Profits at European fund managers look likely to fall by almost 6 per cent this year, adding to pressure on investment companies to cut costs and reduce staff.
The profit pool for Europe’s mutual fund industry will shrink from €79bn in 2018 to €74bn this year, according to an analysis by Prometeia, an Italian consultancy that has analysed data from more than 40,000 funds.
Increased competition on price, outflows from actively managed equity strategies and the shift by investors into low-cost passive trackers are expected to bite into industry earnings.
Prometeia forecasts that net investor flows into European funds will halve from €94.8bn last year to €46.2bn in 2019. Profit margins, measured as share of assets, are predicted to shrink from 79 basis points to 72bp.
Prometeia also cautioned that profits could experience a more severe decline of about 8 per cent if equity and bond markets delivered muted returns, which would lead to further weakness in new business inflows. A market correction would lead to an even larger fall in profits.
Active equity funds, the most lucrative products for managers, are expected to bear the brunt, with investor withdrawals leading to a decline of about 10 per cent in profits for those fundsthis year. Earnings from multi-asset funds and unconstrained funds that aim to replicate hedge fund strategies are also expected to decline.
“Active managers need to deliver more added value to justify their pricing premium in the current low interest rate environment, where they face increasing competition from passive strategies,” said Claudio Bocci, a partner and head of asset management at Prometeia.
Investor appetite for both equity and fixed income passive funds is increasing steadily but these low-cost trackers represent less than 5 per cent of the European industry’s profit pool.
BlackRock, the world’s largest asset manager, has established a dominant position as the biggest provider of passive strategies in Europe. BlackRock’s success in attracting tracker fund inflows has, in effect, shrunk the pool of new business available to rivals.
Funds that incorporate environmental, social and governance metrics are predicted to experience strong demand and increased profits in 2019.

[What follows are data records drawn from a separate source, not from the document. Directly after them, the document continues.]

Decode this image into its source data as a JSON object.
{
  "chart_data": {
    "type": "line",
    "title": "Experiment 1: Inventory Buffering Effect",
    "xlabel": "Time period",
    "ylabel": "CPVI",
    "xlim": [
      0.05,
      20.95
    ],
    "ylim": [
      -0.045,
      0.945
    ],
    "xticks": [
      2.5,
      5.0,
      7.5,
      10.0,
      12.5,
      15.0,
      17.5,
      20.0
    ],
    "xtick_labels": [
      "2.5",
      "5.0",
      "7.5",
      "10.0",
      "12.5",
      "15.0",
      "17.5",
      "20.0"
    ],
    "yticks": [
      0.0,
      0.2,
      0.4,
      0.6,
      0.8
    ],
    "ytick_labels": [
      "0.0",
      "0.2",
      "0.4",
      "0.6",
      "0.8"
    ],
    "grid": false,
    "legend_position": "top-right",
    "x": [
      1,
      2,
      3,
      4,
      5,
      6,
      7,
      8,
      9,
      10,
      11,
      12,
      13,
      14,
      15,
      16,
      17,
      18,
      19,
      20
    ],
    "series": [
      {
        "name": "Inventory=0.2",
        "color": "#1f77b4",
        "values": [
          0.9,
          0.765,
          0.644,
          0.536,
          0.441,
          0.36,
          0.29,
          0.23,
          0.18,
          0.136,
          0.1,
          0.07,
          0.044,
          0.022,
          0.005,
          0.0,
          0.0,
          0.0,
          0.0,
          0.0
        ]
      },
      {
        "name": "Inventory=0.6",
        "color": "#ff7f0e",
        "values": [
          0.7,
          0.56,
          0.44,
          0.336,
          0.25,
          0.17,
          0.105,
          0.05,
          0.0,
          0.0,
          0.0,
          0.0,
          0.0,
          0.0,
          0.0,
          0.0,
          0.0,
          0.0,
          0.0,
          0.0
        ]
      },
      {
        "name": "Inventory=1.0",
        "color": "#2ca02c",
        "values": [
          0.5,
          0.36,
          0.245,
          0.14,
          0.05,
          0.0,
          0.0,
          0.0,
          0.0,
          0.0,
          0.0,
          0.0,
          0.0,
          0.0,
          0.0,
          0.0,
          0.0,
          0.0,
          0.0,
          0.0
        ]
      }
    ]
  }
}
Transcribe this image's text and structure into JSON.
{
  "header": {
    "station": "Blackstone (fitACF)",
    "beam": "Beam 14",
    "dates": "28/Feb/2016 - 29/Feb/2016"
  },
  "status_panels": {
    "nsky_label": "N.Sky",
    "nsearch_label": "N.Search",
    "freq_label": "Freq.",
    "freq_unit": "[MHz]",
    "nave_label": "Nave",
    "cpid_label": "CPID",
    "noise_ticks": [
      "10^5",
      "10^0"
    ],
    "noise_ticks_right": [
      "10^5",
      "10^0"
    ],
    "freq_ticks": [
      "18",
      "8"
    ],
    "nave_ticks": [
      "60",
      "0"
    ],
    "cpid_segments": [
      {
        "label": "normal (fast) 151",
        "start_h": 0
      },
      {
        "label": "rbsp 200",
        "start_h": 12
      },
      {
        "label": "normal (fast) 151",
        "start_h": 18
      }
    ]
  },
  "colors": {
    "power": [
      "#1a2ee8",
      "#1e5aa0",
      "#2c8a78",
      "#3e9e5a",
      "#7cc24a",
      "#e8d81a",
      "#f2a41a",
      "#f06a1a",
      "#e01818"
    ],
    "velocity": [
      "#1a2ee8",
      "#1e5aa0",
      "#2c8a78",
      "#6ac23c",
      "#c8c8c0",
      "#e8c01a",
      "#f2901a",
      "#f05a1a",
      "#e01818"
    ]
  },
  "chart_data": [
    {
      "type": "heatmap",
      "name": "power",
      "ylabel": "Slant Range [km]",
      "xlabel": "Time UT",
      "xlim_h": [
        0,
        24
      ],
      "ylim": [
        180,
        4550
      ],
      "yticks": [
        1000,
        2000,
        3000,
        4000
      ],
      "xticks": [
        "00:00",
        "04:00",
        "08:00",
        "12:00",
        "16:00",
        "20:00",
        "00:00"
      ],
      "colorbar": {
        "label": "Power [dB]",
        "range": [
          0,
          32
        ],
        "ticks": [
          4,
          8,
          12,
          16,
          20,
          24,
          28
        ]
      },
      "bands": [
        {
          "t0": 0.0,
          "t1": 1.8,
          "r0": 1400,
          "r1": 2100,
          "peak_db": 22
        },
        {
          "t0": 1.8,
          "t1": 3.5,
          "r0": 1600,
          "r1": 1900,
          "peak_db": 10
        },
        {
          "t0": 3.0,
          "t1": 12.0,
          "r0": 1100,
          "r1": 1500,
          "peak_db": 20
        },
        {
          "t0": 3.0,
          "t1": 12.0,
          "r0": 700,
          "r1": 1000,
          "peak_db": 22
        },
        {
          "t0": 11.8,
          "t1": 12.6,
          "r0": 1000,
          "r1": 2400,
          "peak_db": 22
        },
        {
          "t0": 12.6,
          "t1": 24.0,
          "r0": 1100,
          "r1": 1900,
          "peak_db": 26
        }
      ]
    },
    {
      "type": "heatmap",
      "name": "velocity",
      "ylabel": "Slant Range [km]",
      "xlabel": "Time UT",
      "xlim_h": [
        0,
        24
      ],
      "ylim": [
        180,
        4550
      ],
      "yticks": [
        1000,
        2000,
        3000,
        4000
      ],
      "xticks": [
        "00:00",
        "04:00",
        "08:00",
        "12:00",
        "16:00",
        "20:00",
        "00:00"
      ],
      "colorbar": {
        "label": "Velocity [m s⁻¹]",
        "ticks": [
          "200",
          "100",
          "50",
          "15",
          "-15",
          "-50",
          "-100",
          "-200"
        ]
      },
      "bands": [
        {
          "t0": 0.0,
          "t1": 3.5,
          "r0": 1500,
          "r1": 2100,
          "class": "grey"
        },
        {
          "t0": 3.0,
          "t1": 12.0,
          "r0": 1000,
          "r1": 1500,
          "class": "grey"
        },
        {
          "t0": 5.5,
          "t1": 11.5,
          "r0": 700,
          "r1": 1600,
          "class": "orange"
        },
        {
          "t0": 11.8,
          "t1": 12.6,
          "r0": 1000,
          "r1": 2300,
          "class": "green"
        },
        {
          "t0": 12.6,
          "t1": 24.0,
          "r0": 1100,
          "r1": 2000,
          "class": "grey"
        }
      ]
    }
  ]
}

“ESG strategies are really taking off with an increase of around 44 per cent in their assets under management since the start of last year. That is also translating into higher profits from ESG for asset managers,” said Mr Bocci.
Disappointing results for the first half of 2019 have already been reported by Schroders and Standard Life Aberdeen, which announced declines in pre-tax profit of 14 per cent and 10 per cent respectively. Amundi reported flat pre-tax profit in the first half, while Legal & General Investment Management posted a 1 per cent increase in first-half operating profit.